Little Scurry laid her first egg behind the old recycling bin. (Note to self: lock chickens in run until they figure out the nest box). It was a tiny egg, a fragile brown the color of dust and pond water. She behaved strangely all morning, throwing sticks on her back and clucking about as the egg-laying circuits in her delicate pea-brain lit up. She tried to come into the house and managed to get herself wedged between the screen and glass door. And then there it was, a warm egg in a dirt crater.
How do we receive the gift of an egg? It’s a small thing, but precious–all the nutrients of grasshoppers and tomatoes and blades of fescue driven down into a sun-gold yolk. We couldn’t just gobble it up. We had to receive and return the blessing in some way.
Not long ago, I discovered a lovely little volume called the Rural Life Prayerbook, originally published some 50 years ago by the Catholic Rural Life Conference, an agrarian outfit dedicated to preserving rural communities and family farms. It contains blessings for a wide swath of country life and agricultural products. Underlying the book is a deep sense of God’s desire to meet human beings through the vector of simple material objects–the “sacramental principle” in Catholic thought. There’s a blessing for cheese or lard, a blessing for bees, a blessing for sick farm animals, and–thankfully for us–a blessing for eggs. I’ve pasted it below.
We gathered with our sons on the back porch to perform the blessing. We said the words for the Blessing of Eggs: versicle/response/let us pray. Then we went inside for lunch: hard-boiled eggs, red tomatoes, and zucchini slices fried in olive oil.

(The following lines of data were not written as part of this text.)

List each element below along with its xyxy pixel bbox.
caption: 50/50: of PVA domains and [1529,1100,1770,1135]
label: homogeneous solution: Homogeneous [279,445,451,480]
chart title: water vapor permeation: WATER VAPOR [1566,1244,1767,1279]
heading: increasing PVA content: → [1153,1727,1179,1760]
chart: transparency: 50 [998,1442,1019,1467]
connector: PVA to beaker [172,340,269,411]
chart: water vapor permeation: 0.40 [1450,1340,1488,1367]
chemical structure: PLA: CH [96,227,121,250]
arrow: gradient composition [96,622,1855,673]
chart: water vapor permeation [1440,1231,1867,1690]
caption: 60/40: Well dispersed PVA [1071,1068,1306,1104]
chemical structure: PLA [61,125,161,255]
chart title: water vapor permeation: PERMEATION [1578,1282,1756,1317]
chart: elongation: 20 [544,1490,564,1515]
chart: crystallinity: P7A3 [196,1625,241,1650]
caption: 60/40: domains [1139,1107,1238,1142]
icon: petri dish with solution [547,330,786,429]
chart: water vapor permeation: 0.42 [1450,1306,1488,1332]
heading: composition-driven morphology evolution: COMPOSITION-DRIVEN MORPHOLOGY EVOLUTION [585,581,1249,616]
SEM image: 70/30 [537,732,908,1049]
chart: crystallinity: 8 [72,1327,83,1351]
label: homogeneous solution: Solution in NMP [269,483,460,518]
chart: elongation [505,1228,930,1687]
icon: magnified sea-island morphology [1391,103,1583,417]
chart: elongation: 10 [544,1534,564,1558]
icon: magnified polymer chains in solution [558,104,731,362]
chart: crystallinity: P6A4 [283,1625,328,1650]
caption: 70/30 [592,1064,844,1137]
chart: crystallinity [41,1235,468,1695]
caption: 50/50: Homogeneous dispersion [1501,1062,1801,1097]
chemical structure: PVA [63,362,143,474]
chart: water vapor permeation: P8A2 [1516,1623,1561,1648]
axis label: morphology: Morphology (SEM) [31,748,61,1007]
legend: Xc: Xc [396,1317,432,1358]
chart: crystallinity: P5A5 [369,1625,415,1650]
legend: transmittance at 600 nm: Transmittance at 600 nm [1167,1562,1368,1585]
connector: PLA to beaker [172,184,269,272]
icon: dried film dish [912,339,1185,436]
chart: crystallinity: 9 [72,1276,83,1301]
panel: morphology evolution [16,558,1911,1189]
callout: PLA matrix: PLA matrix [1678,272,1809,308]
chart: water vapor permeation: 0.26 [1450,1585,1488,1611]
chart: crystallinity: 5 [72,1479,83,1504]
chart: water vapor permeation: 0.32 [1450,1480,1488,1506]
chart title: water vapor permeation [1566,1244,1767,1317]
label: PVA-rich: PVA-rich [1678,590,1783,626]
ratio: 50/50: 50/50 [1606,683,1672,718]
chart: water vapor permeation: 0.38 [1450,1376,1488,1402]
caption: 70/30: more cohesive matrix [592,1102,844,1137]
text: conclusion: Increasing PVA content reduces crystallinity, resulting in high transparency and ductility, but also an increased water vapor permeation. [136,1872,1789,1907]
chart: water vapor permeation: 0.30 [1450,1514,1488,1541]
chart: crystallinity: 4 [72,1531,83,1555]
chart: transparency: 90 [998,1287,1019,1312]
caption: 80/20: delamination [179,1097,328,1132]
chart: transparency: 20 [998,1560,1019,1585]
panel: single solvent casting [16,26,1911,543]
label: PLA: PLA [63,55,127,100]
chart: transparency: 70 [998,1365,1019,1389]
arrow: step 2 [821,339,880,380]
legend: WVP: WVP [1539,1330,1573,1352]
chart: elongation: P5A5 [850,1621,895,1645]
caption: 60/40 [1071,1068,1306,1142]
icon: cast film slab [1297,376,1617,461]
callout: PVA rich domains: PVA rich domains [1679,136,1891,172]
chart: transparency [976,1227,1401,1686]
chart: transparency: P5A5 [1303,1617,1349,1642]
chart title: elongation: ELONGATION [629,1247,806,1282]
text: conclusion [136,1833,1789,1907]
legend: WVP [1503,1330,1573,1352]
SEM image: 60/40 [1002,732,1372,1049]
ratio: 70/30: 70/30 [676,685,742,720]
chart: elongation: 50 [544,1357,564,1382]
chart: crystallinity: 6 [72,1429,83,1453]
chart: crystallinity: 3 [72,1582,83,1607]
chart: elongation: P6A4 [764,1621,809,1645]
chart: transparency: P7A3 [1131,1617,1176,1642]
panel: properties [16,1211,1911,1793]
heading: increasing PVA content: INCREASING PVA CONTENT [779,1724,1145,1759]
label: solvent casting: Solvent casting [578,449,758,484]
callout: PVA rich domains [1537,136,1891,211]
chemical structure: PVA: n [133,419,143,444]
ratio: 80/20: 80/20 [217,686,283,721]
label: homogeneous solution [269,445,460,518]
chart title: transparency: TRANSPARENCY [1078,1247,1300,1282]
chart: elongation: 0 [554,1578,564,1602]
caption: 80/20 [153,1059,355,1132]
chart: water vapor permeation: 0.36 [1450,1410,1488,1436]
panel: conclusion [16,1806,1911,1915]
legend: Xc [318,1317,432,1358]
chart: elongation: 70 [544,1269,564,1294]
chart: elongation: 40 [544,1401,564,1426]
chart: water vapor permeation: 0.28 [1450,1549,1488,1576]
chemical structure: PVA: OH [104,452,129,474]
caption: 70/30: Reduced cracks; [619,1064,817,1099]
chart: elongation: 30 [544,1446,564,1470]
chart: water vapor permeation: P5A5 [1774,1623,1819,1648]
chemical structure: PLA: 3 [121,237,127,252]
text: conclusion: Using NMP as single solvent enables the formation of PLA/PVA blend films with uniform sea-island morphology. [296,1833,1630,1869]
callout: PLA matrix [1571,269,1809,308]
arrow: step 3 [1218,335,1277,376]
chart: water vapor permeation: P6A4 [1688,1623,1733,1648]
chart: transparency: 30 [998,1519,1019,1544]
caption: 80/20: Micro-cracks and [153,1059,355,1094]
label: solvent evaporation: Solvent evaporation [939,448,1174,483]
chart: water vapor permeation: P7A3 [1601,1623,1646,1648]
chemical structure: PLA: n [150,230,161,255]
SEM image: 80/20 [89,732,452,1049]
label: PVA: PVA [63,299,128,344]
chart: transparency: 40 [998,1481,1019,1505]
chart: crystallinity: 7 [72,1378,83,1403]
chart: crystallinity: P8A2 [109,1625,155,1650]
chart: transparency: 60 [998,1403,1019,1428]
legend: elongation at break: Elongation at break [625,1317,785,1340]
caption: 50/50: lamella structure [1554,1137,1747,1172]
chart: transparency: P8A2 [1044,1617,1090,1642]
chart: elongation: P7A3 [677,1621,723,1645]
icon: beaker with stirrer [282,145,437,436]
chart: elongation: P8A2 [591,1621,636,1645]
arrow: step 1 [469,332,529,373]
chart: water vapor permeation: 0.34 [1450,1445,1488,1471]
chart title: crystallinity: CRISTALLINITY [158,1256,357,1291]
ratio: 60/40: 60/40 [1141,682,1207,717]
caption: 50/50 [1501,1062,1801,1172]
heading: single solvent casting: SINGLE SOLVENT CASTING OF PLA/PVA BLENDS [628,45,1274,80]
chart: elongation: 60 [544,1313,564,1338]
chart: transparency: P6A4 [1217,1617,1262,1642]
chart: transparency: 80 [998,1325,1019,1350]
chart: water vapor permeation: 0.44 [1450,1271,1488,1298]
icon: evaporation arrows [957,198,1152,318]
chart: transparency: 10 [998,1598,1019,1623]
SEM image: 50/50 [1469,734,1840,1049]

We received the gift of the egg by blessing it, stepping into the eternal, trinitarian communion of receiving and returning. Thanks be to God. Amen.
BLESSING OF EGGS
V. Our help is in the name of the Lord. R. Who has made heaven and earth. V. The Lord be with you. R. And with your spirit. Let us pray. We beg of You, Lord, to let the grace of Your blessing come upon these eggs which You have made. May they be healthful food for Your people, who eat them in thanksgiving for the resurrection of our Lord Jesus Christ, who lives and is King with You for ever and ever. R. Amen.